Poetic License // The Locals Behind the Arava Review

By Susan Brandzel

The Arava is a desert valley in Israel where agricultural efforts are cultivating an amazing amalgam of crops in the arid landscape. Half a world away, based right here on green Bainbridge Island,The Arava Review is an electronic oasis of creativity where artists and writers are likewise given a chance to flourish. Founded by poet Tova Gannana while she was living in the Arava, this online poetry and arts collective spotlights artists whom Gannana and her art editor, Liz Pleasant, find compelling and worthy of being publicized. The driving force behind the site is simply to get good work out in front of people.

Gannana comes from a family of artists. It was never a matter of whether she would be one herself, it was just a matter of what kind. Seven years ago, Gannana followed in her sister’s footsteps to the Vermont Studio Center, where she had the great fortune of being taught by world-renowned poets, including the celebrated feminist poet Marge Piercy. It was that experience in Vermont that made her realize that her artistic calling was in writing, specifically in poetry. “The reason I started writing is just to be part of the conversation,” Gannana said. “It’s just so much fun to be doing anything about art that’s engaging.” Her most recent contribution to the literary conversation was the publication of her poem “Rabin” in the Israeli newspaper Haaretz.

Pleasant, who grew up in Seattle, came to the project on a different path. Having finished her degree in cultural anthropology at the University of Washington, Pleasant was chosen to be an intern for Bainbridge’s popular global action publication, Yes! magazine. Since the program was residential, Pleasant moved here. In order to make ends meet, she got a job at the The Pub. Gannana, who needed to help support her family—not the easiest thing to do as a poet—also had a  job at The Pub. The two became fast friends and almost immediately discovered they were both profoundly moved by and magnetically drawn to art. Pleasant could write and edit; Gannana had inroads into many avenues of the art world. So Gannana asked Pleasant to join her. For each quarterly issue,

Gannana and Pleasant select art and poetry, curating a relationship between what is visual and what is spoken. In addition to the writing and photography,they endeavored into film last year, creating a small film festival that highlighted works featuring complex female characters. The screening event, called “Girls of Summer,” was a different version of The Arava Review—an experiential one.
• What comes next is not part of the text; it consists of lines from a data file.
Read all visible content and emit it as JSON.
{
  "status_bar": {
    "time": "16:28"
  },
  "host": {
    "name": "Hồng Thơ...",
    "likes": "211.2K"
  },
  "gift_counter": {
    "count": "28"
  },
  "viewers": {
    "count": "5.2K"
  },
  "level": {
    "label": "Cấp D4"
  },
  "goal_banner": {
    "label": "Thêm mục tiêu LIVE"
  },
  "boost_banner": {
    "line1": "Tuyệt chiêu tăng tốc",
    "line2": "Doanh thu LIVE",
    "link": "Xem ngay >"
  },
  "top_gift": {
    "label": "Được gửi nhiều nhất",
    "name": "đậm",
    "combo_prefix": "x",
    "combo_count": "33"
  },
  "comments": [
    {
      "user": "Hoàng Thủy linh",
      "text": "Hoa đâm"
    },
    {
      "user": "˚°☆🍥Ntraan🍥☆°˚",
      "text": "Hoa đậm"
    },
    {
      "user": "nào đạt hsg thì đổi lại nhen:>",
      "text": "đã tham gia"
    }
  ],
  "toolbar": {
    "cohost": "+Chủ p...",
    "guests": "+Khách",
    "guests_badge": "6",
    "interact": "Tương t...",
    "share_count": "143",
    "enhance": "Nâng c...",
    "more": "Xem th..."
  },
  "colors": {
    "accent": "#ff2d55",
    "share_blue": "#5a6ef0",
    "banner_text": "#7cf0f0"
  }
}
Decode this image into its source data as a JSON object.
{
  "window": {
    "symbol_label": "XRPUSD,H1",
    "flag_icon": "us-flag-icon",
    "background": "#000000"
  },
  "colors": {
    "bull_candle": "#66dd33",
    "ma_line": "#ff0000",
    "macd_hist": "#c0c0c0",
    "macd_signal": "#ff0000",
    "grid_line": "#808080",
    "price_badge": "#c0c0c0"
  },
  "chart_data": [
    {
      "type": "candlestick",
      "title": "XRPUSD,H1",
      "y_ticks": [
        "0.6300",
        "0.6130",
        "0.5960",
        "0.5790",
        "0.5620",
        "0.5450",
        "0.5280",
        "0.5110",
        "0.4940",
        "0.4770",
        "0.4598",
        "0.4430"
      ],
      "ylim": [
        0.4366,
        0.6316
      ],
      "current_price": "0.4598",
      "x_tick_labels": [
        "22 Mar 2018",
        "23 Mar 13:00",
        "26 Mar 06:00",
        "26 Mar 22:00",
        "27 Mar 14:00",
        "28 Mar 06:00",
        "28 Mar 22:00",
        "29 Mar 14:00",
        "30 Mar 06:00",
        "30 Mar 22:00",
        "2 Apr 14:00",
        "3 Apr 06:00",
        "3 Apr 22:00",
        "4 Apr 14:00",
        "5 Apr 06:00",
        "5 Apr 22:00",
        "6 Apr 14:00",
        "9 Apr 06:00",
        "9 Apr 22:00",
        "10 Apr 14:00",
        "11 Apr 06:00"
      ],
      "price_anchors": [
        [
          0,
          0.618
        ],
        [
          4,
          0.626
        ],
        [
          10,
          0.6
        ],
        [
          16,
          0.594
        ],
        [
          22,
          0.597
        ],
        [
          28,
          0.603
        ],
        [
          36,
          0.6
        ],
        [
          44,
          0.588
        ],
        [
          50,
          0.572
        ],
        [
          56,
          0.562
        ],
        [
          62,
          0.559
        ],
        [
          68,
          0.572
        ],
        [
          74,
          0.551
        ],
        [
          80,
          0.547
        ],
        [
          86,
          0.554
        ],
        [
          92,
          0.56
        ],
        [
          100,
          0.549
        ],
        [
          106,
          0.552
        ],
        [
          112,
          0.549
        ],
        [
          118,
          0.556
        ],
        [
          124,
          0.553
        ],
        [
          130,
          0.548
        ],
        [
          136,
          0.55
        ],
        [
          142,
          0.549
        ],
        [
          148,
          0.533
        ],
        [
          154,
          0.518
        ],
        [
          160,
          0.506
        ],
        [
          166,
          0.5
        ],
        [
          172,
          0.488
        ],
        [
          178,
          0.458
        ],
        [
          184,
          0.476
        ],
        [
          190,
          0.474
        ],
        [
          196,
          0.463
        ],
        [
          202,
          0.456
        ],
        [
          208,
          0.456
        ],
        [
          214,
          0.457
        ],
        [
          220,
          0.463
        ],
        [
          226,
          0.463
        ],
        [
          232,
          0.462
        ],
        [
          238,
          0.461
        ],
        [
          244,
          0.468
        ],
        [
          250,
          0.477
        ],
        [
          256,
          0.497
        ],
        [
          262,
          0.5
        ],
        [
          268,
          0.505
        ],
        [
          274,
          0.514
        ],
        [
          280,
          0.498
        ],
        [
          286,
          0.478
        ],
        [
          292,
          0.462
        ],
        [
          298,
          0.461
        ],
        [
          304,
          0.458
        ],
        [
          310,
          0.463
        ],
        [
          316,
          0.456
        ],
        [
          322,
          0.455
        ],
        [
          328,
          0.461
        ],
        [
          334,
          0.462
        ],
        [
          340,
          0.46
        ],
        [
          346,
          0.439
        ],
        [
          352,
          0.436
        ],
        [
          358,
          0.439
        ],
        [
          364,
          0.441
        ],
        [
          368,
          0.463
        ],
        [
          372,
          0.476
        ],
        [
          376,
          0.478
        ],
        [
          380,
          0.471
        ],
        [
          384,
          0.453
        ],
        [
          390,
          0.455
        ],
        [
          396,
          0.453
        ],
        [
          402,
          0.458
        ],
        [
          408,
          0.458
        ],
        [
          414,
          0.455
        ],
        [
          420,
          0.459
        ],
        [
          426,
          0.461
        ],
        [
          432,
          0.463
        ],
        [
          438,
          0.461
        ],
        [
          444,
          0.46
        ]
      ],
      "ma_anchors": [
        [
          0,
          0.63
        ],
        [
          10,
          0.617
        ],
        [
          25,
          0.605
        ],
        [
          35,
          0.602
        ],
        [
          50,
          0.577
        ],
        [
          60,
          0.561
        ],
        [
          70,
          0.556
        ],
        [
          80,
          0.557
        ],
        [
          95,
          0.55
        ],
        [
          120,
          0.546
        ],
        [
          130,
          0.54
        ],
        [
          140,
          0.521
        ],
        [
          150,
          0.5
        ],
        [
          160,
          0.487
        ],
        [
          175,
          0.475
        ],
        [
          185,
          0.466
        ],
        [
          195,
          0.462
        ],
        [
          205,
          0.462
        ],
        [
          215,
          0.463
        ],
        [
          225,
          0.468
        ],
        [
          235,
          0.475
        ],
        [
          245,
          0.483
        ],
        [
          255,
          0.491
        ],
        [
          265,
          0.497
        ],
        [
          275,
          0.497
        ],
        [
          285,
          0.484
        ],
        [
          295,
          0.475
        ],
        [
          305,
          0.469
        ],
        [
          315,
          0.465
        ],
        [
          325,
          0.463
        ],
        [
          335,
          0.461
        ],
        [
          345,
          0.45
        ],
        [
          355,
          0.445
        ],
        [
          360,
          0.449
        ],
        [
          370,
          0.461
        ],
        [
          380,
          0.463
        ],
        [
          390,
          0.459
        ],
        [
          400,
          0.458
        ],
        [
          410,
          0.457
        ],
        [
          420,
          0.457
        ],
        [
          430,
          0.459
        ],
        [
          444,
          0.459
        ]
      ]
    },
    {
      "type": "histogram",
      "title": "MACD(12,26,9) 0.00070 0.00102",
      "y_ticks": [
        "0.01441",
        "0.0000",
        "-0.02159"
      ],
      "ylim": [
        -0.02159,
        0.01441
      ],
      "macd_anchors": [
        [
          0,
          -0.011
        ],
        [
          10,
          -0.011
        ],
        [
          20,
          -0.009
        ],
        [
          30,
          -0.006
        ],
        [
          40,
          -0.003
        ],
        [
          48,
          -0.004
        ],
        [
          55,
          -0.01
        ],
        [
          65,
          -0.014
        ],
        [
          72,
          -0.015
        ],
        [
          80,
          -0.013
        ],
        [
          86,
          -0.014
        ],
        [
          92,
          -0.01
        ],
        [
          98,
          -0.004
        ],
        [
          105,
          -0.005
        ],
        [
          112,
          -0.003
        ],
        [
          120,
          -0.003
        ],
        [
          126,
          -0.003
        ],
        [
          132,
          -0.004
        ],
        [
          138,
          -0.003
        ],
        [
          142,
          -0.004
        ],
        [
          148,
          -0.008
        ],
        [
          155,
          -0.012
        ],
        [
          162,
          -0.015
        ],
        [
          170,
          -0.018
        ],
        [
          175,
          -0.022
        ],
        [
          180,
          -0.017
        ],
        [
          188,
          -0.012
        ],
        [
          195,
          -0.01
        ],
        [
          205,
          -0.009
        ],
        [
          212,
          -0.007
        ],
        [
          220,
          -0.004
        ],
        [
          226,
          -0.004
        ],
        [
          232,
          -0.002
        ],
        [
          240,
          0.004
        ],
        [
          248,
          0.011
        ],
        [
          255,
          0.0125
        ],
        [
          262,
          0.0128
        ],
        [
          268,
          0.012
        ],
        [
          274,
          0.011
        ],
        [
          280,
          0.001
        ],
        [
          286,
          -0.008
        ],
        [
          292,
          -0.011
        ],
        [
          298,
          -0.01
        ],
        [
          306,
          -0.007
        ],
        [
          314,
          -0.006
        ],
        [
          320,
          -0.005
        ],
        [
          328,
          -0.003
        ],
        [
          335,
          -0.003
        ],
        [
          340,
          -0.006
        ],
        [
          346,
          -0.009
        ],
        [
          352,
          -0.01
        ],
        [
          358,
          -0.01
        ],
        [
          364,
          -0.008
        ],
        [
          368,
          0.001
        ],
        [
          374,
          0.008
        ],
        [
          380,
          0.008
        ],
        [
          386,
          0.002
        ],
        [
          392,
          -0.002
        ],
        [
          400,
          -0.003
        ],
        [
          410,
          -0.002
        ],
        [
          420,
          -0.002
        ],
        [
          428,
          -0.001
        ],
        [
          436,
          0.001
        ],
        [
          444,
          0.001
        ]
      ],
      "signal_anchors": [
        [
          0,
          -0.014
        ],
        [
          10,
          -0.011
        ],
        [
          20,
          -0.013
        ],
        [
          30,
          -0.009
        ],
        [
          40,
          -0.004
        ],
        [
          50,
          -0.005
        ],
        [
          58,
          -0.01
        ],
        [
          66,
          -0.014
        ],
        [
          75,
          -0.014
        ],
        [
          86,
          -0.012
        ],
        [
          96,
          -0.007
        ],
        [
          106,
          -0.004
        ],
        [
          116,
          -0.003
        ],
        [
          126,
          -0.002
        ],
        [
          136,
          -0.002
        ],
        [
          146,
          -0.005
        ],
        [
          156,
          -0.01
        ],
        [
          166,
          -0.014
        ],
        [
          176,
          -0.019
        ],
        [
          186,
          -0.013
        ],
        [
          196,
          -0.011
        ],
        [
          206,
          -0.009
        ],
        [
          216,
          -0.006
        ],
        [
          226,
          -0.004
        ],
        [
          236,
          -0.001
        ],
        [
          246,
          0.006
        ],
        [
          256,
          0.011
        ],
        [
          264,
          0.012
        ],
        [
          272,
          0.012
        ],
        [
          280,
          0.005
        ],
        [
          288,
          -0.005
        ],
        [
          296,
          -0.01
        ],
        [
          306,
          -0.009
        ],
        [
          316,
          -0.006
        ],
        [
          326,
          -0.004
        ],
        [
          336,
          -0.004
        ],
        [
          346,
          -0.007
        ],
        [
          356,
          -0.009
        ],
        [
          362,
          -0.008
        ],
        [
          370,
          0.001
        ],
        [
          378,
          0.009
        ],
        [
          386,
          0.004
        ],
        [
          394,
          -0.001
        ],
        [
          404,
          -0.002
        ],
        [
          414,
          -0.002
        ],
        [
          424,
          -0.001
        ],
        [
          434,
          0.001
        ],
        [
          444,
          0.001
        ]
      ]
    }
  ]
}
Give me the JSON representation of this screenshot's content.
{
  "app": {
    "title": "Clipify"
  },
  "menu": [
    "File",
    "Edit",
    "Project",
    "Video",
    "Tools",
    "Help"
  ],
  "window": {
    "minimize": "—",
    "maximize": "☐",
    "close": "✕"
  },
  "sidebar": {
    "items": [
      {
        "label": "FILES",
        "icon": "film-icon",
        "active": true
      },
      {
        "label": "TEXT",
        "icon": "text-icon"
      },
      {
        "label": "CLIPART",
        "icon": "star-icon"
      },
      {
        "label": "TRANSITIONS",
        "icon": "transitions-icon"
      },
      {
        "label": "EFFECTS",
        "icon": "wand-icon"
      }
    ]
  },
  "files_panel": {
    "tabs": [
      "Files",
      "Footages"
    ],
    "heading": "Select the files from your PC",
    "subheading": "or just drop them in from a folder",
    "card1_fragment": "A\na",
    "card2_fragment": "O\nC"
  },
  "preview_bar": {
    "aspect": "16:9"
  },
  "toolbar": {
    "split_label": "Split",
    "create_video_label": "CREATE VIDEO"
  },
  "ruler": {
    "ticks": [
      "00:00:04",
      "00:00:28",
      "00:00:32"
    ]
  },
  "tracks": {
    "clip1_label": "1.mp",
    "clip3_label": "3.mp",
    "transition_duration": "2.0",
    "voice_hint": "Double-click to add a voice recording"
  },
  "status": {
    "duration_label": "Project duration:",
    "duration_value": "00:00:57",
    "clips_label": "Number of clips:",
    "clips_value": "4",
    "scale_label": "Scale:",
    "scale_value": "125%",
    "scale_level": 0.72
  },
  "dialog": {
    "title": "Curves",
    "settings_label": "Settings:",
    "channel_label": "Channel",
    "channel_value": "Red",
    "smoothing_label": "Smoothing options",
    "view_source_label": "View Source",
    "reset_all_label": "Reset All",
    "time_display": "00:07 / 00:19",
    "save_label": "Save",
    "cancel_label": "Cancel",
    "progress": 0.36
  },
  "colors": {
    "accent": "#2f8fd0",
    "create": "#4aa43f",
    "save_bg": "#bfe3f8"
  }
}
It was held at the Varsity Theater in Seattle, in order to draw wider audiences, but was sponsored by two generous Bainbridge-based backers. The five-week event showcased five films, each introduced by Gannana or Pleasant. The festival was a great success and they plan to reprise it in 2016. They also may do something similar during the winter months here on the island.

While almost every business on the planet is either already online or seeking a way to get there, The Arava Review may be moving to paper form in the future, though it will likely maintain an online presence. By adding print, Gannana and Pleasant feel the content will be even more accessible and tangible to readers. They want people to share and experience it together. This choice reflects the organic roots and intentions of The Arava Review: keep it simple, but make it meaningful. This publication is not about gloss or publicity; it is about substance, just like its founders.